Five labs on UChicago’s campus consume significantly more energy per square foot than other labs in similar climate zones, according to research conducted this summer as a part of the University’s “Environmental Frontiers” (EF) internship program.
The EF interns, who are UChicago undergraduate students working under faculty supervision, analyzed data from over 300 lab buildings in Hyde Park’s climate zone. They used this data to model a typical building’s energy use intensity (EUI) given its square footage, accounting for the fact that biology and chemistry laboratories tend to be more energy intensive.
Five of the eight lab buildings that the group analyzed—Searle Chemistry Laboratory, Michelson Center for Physics, Bio-Psychological Research Building, Gordon Center for Integrative Sciences (GCIS), and Eckhardt Research Center (ERC)—have an EUI higher than the benchmark model predicts. In other words, they use more energy than comparable buildings.
ERC and Searle are “LEED-certified,” a certification given to buildings designed with sustainable features.
The remaining three buildings that the group analyzed, which includes Kent Chemistry Laboratory, Henry Hinds Laboratory for the Geophysical Sciences, and George Herbert Jones Laboratory, were found to be “overperforming,” or having a lower EUI than predicted by the model.
The percent disparity between predicted and actual EUI ranges from -21.5 percent for Kent to +90 percent for Searle.
The EF interns attributed the buildings’ high energy use in large part to their “minimum ventilation rates,” or how often air within a lab is recirculated. Lab buildings at UChicago perform a constant number of recirculations per hour, whether the building is occupied or not. In contrast, the peer institutions that the group analyzed reduce their circulation rates during unoccupied hours and use fewer recirculations than UChicago when buildings are occupied.
Third-year Shopnavo Biswas, one of the EF interns working on this project, noted that lower ventilation rates may increase the risk of contaminants in the air. The group recommended conducting risk assessments to determine the safety of this measure.
The group also found that most electricity in campus labs is used in fume hoods. They recommended upgrading the fume hoods in certain labs from Constant Air Volume (CAV) to Variable Air Volume (VAV), as this would decrease energy consumption when the fume hoods are not in use.
The interns also recommended behavioral energy-saving measures, including a “Shut the Sash” campaign that would encourage researchers to close the fume hoods when not in use. Based on similar campaigns that have been implemented at peer institutions, they estimate that this campaign alone could save the University an annual $120,000, or upwards of one million kWh per year.
The group’s other recommendations included restarting the “UC Green Labs” program, a discontinued initiative that monitored labs’ energy use and slightly raising the storage temperature of ultra-low temperature freezers to further reduce electricity use.

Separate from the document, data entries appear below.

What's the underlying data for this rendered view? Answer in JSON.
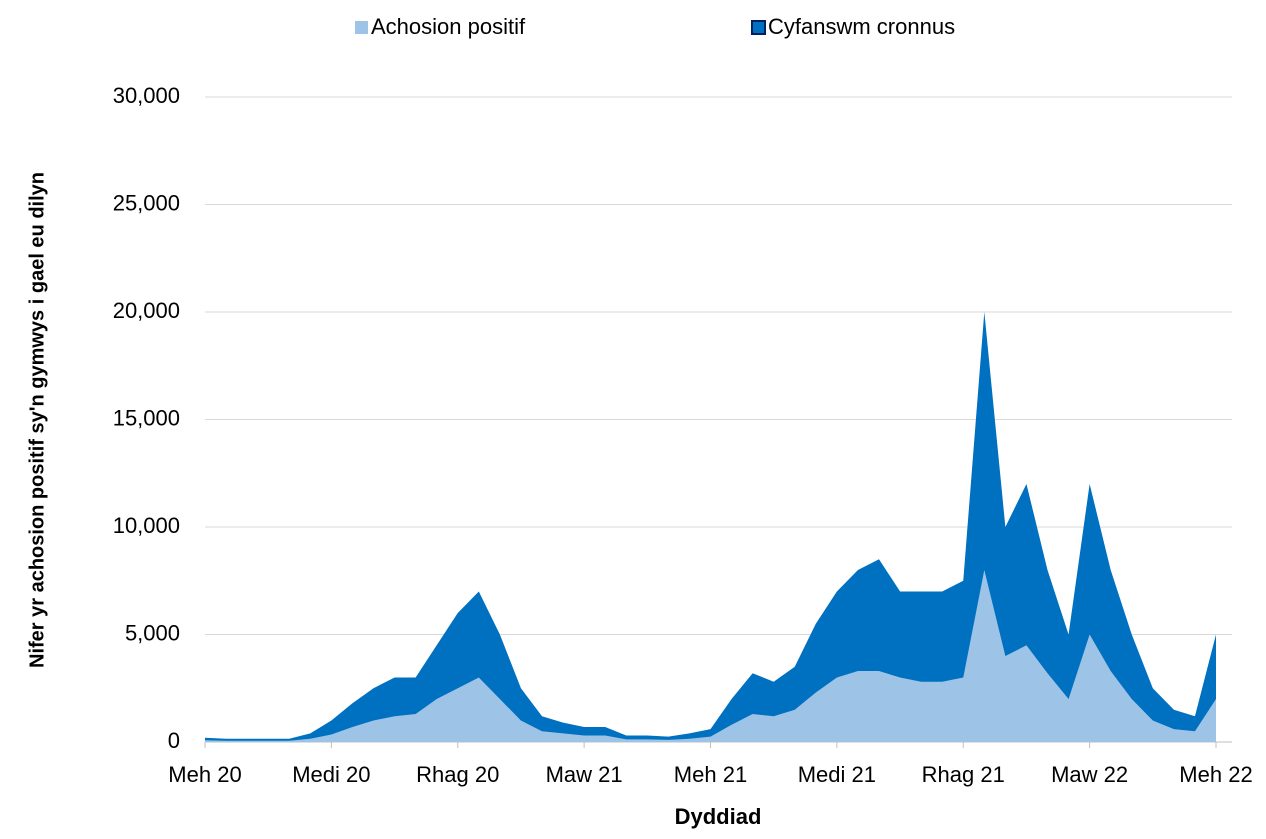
{
  "chart_data": {
    "type": "area",
    "y_label": "Nifer yr achosion positif sy'n gymwys i gael eu dilyn",
    "x_label": "Dyddiad",
    "categories": [
      "Meh 20",
      null,
      null,
      null,
      null,
      null,
      "Medi 20",
      null,
      null,
      null,
      null,
      null,
      "Rhag 20",
      null,
      null,
      null,
      null,
      null,
      "Maw 21",
      null,
      null,
      null,
      null,
      null,
      "Meh 21",
      null,
      null,
      null,
      null,
      null,
      "Medi 21",
      null,
      null,
      null,
      null,
      null,
      "Rhag 21",
      null,
      null,
      null,
      null,
      null,
      "Maw 22",
      null,
      null,
      null,
      null,
      null,
      "Meh 22"
    ],
    "series": [
      {
        "name": "Cyfanswm cronnus",
        "color": "#0070c0",
        "values": [
          200,
          150,
          150,
          150,
          150,
          400,
          1000,
          1800,
          2500,
          3000,
          3000,
          4500,
          6000,
          7000,
          5000,
          2500,
          1200,
          900,
          700,
          700,
          300,
          300,
          250,
          400,
          600,
          2000,
          3200,
          2800,
          3500,
          5500,
          7000,
          8000,
          8500,
          7000,
          7000,
          7000,
          7500,
          20000,
          10000,
          12000,
          8000,
          5000,
          12000,
          8000,
          5000,
          2500,
          1500,
          1200,
          5000
        ]
      },
      {
        "name": "Achosion positif",
        "color": "#9dc3e6",
        "values": [
          80,
          60,
          60,
          60,
          60,
          150,
          350,
          700,
          1000,
          1200,
          1300,
          2000,
          2500,
          3000,
          2000,
          1000,
          500,
          400,
          300,
          300,
          120,
          120,
          100,
          150,
          250,
          800,
          1300,
          1200,
          1500,
          2300,
          3000,
          3300,
          3300,
          3000,
          2800,
          2800,
          3000,
          8000,
          4000,
          4500,
          3200,
          2000,
          5000,
          3300,
          2000,
          1000,
          600,
          500,
          2000
        ]
      }
    ],
    "ylim": [
      0,
      30000
    ],
    "yticks": [
      0,
      {
        "value": 5000,
        "label": "5,000"
      },
      {
        "value": 10000,
        "label": "10,000"
      },
      {
        "value": 15000,
        "label": "15,000"
      },
      {
        "value": 20000,
        "label": "20,000"
      },
      {
        "value": 25000,
        "label": "25,000"
      },
      {
        "value": 30000,
        "label": "30,000"
      }
    ],
    "grid": true
  }
}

Biswas’s research team also found that lab buildings make up over a third of campus energy use, despite comprising only around 10 percent of building area.

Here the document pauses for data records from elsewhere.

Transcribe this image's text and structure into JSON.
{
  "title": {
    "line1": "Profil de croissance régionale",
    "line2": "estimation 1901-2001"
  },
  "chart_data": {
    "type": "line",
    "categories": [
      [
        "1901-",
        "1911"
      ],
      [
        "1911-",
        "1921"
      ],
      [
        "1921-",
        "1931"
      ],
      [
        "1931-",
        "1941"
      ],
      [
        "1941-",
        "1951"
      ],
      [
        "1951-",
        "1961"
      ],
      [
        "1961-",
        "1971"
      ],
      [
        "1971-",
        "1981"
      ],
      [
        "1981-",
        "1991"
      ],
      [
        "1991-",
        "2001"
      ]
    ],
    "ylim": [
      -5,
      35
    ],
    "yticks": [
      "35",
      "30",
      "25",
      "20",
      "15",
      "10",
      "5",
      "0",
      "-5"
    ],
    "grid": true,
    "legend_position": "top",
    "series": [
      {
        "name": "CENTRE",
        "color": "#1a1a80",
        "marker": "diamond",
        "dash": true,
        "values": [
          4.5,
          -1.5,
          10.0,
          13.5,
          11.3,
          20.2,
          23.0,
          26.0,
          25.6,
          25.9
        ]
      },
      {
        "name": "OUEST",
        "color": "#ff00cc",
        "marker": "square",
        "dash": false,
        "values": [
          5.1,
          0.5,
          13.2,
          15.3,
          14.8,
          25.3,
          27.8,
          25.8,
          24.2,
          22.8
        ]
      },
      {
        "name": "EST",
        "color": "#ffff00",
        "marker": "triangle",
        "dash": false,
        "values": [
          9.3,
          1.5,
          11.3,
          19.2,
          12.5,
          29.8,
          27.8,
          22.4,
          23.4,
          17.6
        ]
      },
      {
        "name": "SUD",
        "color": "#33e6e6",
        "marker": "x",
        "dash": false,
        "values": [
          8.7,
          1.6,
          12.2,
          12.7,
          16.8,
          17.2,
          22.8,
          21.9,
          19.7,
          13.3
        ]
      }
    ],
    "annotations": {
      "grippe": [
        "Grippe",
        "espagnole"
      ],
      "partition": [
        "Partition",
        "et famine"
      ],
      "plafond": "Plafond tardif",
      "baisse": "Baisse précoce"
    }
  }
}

Another EF research group found that UChicago’s LEED-certified buildings do not perform better than non-LEED buildings in Chicago. However, Jasmina Scekic, a third-year student working on this team, said that this trend was not specific to campus; a wealth of past literature, including research done in the City of Chicago, suggests that LEED-certification does not lead to better building energy performance, as measured by EUI.
In explaining this finding, the group emphasized a flaw inherent in LEED: certification is granted based on a building’s “predicted energy use” model rather than any actual energy use data. Scekic said that not a single building on campus was performing up to its predicted efficiency and described UChicago LEED buildings’ predicted energy use models as “ambitious.”
The group recommended that UChicago increases its focus on building operations and management in order to improve existing buildings’ energy efficiency. They also recommended that, when certifying new buildings, the University uses a framework based on buildings’ actual, rather than predicted, energy performance.